Is this a normal practice?
Well, it's more common (in my limited network security experience) to force the installation of a man-in-the-middle root cert on all clients on that network and then run a tool that uses the MitM certificate authority to decrypt and inspect TLS traffic. This doesn't work perfectly for some programs (which may use certificate pinning or have their own certificate stores) and is TLS-specific (there's an equivalent you could do for SSH, though I've never seen it done).
(You didn't ask, but) Is it a good idea?
Honestly, if it's being done by port filtering, it's pretty trivial to bypass. There's no rule that says SSH must use port 22, or HTTPS (never mind any other TLS protocol) must use 443; those are merely the defaults.

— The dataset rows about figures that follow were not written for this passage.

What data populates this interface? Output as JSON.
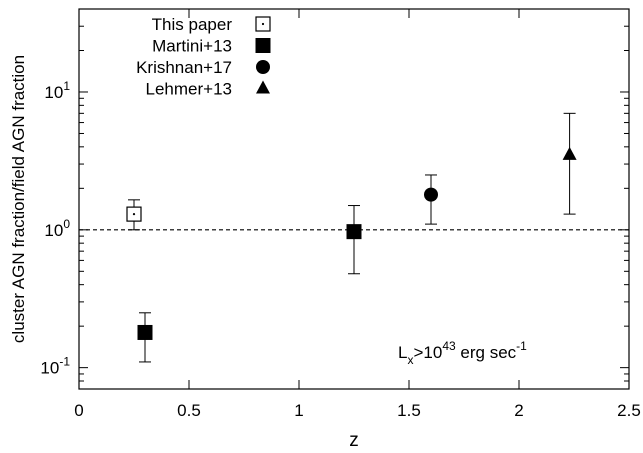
{
  "chart_data": {
    "type": "scatter",
    "title": "",
    "xlabel": "z",
    "ylabel": "cluster AGN fraction/field AGN fraction",
    "xlim": [
      0,
      2.5
    ],
    "ylim": [
      0.07,
      40
    ],
    "yscale": "log",
    "grid": false,
    "legend_position": "top-left",
    "x_ticks": [
      0,
      0.5,
      1,
      1.5,
      2,
      2.5
    ],
    "x_tick_labels": [
      "0",
      "0.5",
      "1",
      "1.5",
      "2",
      "2.5"
    ],
    "y_ticks": [
      {
        "value": 0.1,
        "base": "10",
        "exp": "-1"
      },
      {
        "value": 1,
        "base": "10",
        "exp": "0"
      },
      {
        "value": 10,
        "base": "10",
        "exp": "1"
      }
    ],
    "reference_line": {
      "y": 1.0,
      "style": "dashed"
    },
    "annotation": {
      "base": "L",
      "sub": "x",
      "mid": ">10",
      "sup1": "43",
      "tail": " erg sec",
      "sup2": "-1"
    },
    "series": [
      {
        "name": "This paper",
        "marker": "open-square",
        "points": [
          {
            "x": 0.25,
            "y": 1.3,
            "ylo": 1.0,
            "yhi": 1.65
          }
        ]
      },
      {
        "name": "Martini+13",
        "marker": "filled-square",
        "points": [
          {
            "x": 0.3,
            "y": 0.18,
            "ylo": 0.11,
            "yhi": 0.25
          },
          {
            "x": 1.25,
            "y": 0.97,
            "ylo": 0.48,
            "yhi": 1.5
          }
        ]
      },
      {
        "name": "Krishnan+17",
        "marker": "filled-circle",
        "points": [
          {
            "x": 1.6,
            "y": 1.8,
            "ylo": 1.1,
            "yhi": 2.5
          }
        ]
      },
      {
        "name": "Lehmer+13",
        "marker": "filled-triangle",
        "points": [
          {
            "x": 2.23,
            "y": 3.5,
            "ylo": 1.3,
            "yhi": 7.0
          }
        ]
      }
    ]
  }
}
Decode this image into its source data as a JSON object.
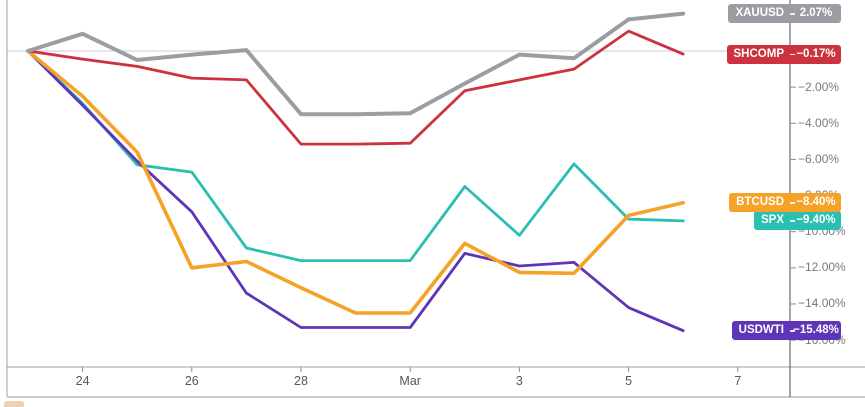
{
  "chart_data": {
    "type": "line",
    "title": "",
    "description": "Percent-change comparison chart of five symbols",
    "grid": "zero-line-only",
    "legend_position": "right-axis-badges",
    "ylim": [
      -16.8,
      2.9
    ],
    "x_tick_labels": [
      {
        "index": 1,
        "label": "24"
      },
      {
        "index": 3,
        "label": "26"
      },
      {
        "index": 5,
        "label": "28"
      },
      {
        "index": 7,
        "label": "Mar"
      },
      {
        "index": 9,
        "label": "3"
      },
      {
        "index": 11,
        "label": "5"
      },
      {
        "index": 13,
        "label": "7"
      }
    ],
    "y_ticks": [
      {
        "value": -2,
        "label": "−2.00%"
      },
      {
        "value": -4,
        "label": "−4.00%"
      },
      {
        "value": -6,
        "label": "−6.00%"
      },
      {
        "value": -8,
        "label": "−8.00%"
      },
      {
        "value": -10,
        "label": "−10.00%"
      },
      {
        "value": -12,
        "label": "−12.00%"
      },
      {
        "value": -14,
        "label": "−14.00%"
      },
      {
        "value": -16,
        "label": "−16.00%"
      }
    ],
    "series": [
      {
        "name": "SPX",
        "color": "#2abfb0",
        "last_change_label": "−9.40%",
        "values": [
          0,
          -2.9,
          -6.3,
          -6.7,
          -10.9,
          -11.6,
          -11.6,
          -11.6,
          -7.5,
          -10.2,
          -6.25,
          -9.3,
          -9.4
        ]
      },
      {
        "name": "USDWTI",
        "color": "#5e35b8",
        "last_change_label": "−15.48%",
        "values": [
          0,
          -3.0,
          -6.1,
          -8.9,
          -13.4,
          -15.3,
          -15.3,
          -15.3,
          -11.2,
          -11.9,
          -11.7,
          -14.2,
          -15.48
        ]
      },
      {
        "name": "BTCUSD",
        "color": "#f5a226",
        "last_change_label": "−8.40%",
        "values": [
          0,
          -2.5,
          -5.6,
          -12.0,
          -11.65,
          -13.1,
          -14.5,
          -14.5,
          -10.65,
          -12.25,
          -12.3,
          -9.1,
          -8.4
        ]
      },
      {
        "name": "SHCOMP",
        "color": "#cc333e",
        "last_change_label": "−0.17%",
        "values": [
          0,
          -0.45,
          -0.85,
          -1.5,
          -1.6,
          -5.15,
          -5.15,
          -5.1,
          -2.2,
          -1.6,
          -1.0,
          1.1,
          -0.17
        ]
      },
      {
        "name": "XAUUSD",
        "color": "#9b9da3",
        "last_change_label": "2.07%",
        "values": [
          0,
          0.95,
          -0.5,
          -0.2,
          0.05,
          -3.5,
          -3.5,
          -3.45,
          -1.8,
          -0.2,
          -0.4,
          1.75,
          2.07
        ]
      }
    ]
  }
}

I could simply set up an external SSH server listening on another port, then SSH to it and use it as a proxy to bypass the monitoring. You can't even do this by simply whitelisting ports; so long as I don't have anything else (like a web server) running on port 80 on my machine, I could set up my SSH server to listen on that port.
It's much more effective to restrict connections - especially outbound ones - in general. Only allow them with the specific combinations of addresses, ports, and protocols that are required, and nothing more. If you have some specific reason that your machines need to make outbound connections to UDP port 9670 on the 233.14.98.128/25 subnet (all numbers sourced rectally), you can allow exactly those connections and no others.